Google Haberlere Abone ol

DUVAR - Suriye'de 'sahada savaş masada barış' süreci, medyada da sorunun 'geleceği' ile ilgili değerlendirmeler devam ediyor. Bu değerlendirmeler içerisinde bugün Hürriyet gazetesinde yer alan ve 'farklı seçenekler'e işaret eden üç yazı dikkat çekti.

ÖZER: PYD ANAHTARI

Gazetenin yazarlarından Verda Özer, Trump'ın Suriye'de 'Türkiye ya da PYD/YPG' tercihi yapmak zorunda olmadığını, doğrudan Rusya ve Esad ile işbirliği yapabileceğini belirterek başladığı yazısında, Esad ve Rusya'nın PYD/YPG ile de 'işi iyice pişirmiş' olduğunu yazdı. "Dolayısıyla Trump’ın Rusya ve Esad’la işbirliği yapacak olması, PYD/YPG’yi zaruri olarak denkleme sokuyor. Kaldı ki, tüm bunların ötesinde; Trump’ın Rakka operasyonunda YPG güçlerini kullanması da hâlâ ihtimal dahilinde" diyen Özer burada önceki gün New York Times’a açıklamalar yapan Cumhurbaşkanı Tayyip Erdoğan’ın Başdanışmanı İlnur Çevik'in, “Türkiye’nin Suriye’nin kuzeydoğusunda bir Kürt kantonunu tolere edebileceğini” söylediğine dikkat çekerek, bu yaklaşımla Ankara'nın Fırat’ın doğusunda PYD varlığını kabul ettiğini sadece -Çevik’in sözleriyle- Fırat’ın batısında Arap çoğunluklu olan yerlerdeki Kürt varlığını kabul etmediği yorumunu yaptı.

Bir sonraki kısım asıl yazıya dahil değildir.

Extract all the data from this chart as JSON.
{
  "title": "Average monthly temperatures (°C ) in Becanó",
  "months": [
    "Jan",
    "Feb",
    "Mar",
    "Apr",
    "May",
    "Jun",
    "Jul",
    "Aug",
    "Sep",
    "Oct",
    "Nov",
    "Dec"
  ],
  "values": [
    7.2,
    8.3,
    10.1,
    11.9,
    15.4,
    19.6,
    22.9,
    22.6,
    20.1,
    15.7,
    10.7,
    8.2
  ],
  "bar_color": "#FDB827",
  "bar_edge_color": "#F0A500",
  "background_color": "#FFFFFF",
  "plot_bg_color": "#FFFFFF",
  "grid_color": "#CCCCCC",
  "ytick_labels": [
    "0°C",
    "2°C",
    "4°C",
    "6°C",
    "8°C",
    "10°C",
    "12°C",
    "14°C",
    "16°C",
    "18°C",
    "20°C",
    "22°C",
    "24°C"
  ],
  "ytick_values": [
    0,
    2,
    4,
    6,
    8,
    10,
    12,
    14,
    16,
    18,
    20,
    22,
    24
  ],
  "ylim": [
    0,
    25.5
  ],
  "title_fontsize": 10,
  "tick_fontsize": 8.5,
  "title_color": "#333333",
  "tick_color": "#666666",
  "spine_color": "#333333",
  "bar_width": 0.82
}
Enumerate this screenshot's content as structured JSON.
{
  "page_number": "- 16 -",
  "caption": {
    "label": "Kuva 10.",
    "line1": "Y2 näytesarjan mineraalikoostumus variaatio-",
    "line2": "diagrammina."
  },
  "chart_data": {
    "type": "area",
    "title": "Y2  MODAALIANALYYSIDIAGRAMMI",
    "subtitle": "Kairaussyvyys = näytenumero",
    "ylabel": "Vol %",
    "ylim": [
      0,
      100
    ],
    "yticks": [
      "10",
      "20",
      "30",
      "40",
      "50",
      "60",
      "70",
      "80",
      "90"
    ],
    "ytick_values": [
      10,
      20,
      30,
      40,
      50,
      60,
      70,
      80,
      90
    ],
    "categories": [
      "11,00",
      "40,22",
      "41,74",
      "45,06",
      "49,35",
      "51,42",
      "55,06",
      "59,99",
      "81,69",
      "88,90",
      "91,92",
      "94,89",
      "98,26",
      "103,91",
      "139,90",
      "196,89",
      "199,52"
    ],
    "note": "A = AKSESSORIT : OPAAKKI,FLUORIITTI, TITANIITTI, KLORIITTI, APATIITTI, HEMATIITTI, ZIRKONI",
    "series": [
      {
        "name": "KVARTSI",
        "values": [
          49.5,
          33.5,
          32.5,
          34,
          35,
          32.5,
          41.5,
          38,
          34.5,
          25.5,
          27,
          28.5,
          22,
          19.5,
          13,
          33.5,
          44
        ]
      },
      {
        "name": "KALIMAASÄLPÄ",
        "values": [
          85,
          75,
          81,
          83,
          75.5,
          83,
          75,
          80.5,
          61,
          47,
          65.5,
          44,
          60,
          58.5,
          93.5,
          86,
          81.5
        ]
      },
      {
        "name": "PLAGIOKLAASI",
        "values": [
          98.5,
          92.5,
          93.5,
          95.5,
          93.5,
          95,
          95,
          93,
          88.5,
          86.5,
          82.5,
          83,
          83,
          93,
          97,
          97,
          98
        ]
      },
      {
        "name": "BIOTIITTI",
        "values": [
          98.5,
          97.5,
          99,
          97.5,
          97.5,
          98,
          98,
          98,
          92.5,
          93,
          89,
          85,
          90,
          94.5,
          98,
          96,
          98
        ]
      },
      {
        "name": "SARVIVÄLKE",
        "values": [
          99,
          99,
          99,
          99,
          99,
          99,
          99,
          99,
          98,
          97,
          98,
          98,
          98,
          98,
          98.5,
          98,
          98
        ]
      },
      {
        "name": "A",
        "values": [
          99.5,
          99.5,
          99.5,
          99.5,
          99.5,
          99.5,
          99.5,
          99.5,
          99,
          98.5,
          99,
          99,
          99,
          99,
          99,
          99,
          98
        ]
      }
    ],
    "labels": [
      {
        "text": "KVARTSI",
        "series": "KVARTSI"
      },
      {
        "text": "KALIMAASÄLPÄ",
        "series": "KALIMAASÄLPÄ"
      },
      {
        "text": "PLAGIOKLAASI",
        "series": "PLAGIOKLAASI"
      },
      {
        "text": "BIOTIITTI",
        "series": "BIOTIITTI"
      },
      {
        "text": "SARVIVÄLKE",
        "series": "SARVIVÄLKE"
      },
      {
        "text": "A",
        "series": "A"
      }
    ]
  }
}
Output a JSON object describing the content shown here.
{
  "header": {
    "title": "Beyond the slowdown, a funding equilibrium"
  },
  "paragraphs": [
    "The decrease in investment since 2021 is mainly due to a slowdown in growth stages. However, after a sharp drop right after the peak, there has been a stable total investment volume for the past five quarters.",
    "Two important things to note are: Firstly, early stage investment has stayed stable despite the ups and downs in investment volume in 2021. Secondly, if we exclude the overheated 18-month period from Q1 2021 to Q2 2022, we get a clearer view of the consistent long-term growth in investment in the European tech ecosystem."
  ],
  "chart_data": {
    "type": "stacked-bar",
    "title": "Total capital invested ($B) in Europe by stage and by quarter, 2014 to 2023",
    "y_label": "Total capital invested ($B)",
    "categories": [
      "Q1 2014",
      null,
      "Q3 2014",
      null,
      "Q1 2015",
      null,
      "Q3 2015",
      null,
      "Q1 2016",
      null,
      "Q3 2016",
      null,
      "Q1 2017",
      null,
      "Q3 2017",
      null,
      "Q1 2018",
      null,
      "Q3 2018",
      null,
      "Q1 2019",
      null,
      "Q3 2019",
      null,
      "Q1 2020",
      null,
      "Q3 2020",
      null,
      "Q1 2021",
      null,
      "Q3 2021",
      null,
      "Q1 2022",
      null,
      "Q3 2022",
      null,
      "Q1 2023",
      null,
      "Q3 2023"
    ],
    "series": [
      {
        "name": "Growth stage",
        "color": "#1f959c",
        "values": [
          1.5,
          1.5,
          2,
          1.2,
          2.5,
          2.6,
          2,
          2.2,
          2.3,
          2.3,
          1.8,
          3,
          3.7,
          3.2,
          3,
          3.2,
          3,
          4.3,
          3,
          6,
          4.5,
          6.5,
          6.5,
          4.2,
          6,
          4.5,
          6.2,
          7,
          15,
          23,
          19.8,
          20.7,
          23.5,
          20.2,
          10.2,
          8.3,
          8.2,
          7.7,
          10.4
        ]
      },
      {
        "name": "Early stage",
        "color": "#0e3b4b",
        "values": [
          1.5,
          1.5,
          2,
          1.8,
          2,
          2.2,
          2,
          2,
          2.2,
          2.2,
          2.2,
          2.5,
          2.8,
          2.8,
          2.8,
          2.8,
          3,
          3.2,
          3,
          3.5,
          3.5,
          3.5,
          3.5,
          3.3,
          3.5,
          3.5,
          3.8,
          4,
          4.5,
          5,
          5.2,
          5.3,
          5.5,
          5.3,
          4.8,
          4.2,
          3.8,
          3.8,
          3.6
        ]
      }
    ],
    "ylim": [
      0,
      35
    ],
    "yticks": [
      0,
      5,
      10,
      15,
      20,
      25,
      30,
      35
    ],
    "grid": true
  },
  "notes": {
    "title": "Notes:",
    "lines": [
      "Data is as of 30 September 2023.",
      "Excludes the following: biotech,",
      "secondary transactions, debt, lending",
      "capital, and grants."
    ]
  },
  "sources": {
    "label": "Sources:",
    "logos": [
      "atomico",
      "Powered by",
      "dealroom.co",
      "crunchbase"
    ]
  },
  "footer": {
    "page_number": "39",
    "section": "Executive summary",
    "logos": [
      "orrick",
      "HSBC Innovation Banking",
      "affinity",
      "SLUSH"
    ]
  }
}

Özer'e göre, Çevik’in söylediği 'çok daha can alıcı' konu ise, “PYD de bir Barzani olamaz mı? Barzani’nin Türkiye ile ilişkileri muhteşem” sözleri. Yani Kürdistan Bölgesel Yönetimi Başkanı Mesut Barzani'nin yaptığı gibi Suriyeli Kürtlerin de 'PKK ile arasına mesafe koyması'. Özer'e göre, Türkiye için "Suriyeli Kürtlerin de PKK’dan uzaklaşmaları uzun vadeli çözüm için anahtar olabilir"...

Ama Özer, böyle bir 'anahtar'ı kullanmak ve "PYD/YPG’nin etki alanı ve rolü azaltmak" için, "Şam rejiminin ve Rusya’nın da desteğini almak" gerekiyor. Bunun içinse Türkiye'nin destek verdiği ÖSO’nun sınırlı bir alana çekilmesi pazarlık konusu yapılabilir.

SELVİ: KOBANİ VE AFRİN BÜYÜK KRİZ DEMEK

ABD'nin Suriye'deki tutumunu ne olacağına dair değerlendirmelerle Türkiye'nin durumunu birlikte ele alan bir diğer yazı ise Abdülkadir Selvi'den geldi. Türkiye'nin Trump'a, "Rakka operasyonunu birlikte yapalım" ve "Terörden arındırılmış güvenli bölge kuralım" önerilerini götürdüğünü söyleyen Selvi, Rakka operasyonunda şimdiye kadar ibrenin YPG’den yana olduğunu, Cumhurbaşkanı Erdoğan 'bu eğilimi tersine çevirmeye çalıştığını' belirtti.

Trump'ın 'güvenli bölge' fikrini desteklediğini belirten Selvi, 'kritik nokta'nın ise ABD'nin bunu kiminle yapacağı olduğunu yazdı: "Bizimle yaparsa sorun yok. Ama PYD-YPG ile yapar, Kobani ve Afrin’i güvenli bölge ilan ederlerse, büyük bir kriz demektir. Hem de ne büyük!"

BİLA: TÜRKİYE STRATEJİK HEDEFİNE KİLİTLENDİ

Bir diğer Hürriyet yazarı Fikret Bila ise, Türkiye’nin Fırat Kalkanı operasyonunu, Rusya, ABD veya İran’a bakarak değerlendirmemek gerektiğini savunarak, "Türkiye kendi ulusal güvenliği ve çıkarları için ve kendi gücüyle orada..." değerlendirmesini yaptı. Bila da Rakka'da kara harekatı için 10-15 bin kişilik bir YPG gücünün varlığından söz edildiğini ikinci seçeneğin ise Türkiye’nin savunduğu Fırat Kalkanı modeli ile "TSK’nın desteği altında ÖSO güçleri ile Suriye Demokratik Güçleri (SDG) bünyesinde YPG dışındaki, çoğunluğu Arap olan grupların birleşmesi ve koalisyon uçaklarının desteğiyle Rakka operasyonunun gerçekleştirilmesi" olduğunu söyledi.

Bila bu konuda ABD’nin yeni Başkanı Trump ve yönetiminin vereceği kararın önemli olduğunu ancak, "Türkiye’nin stratejik hedefine kilitlendiği ve ona uygun hareket edeceğini" yazdı.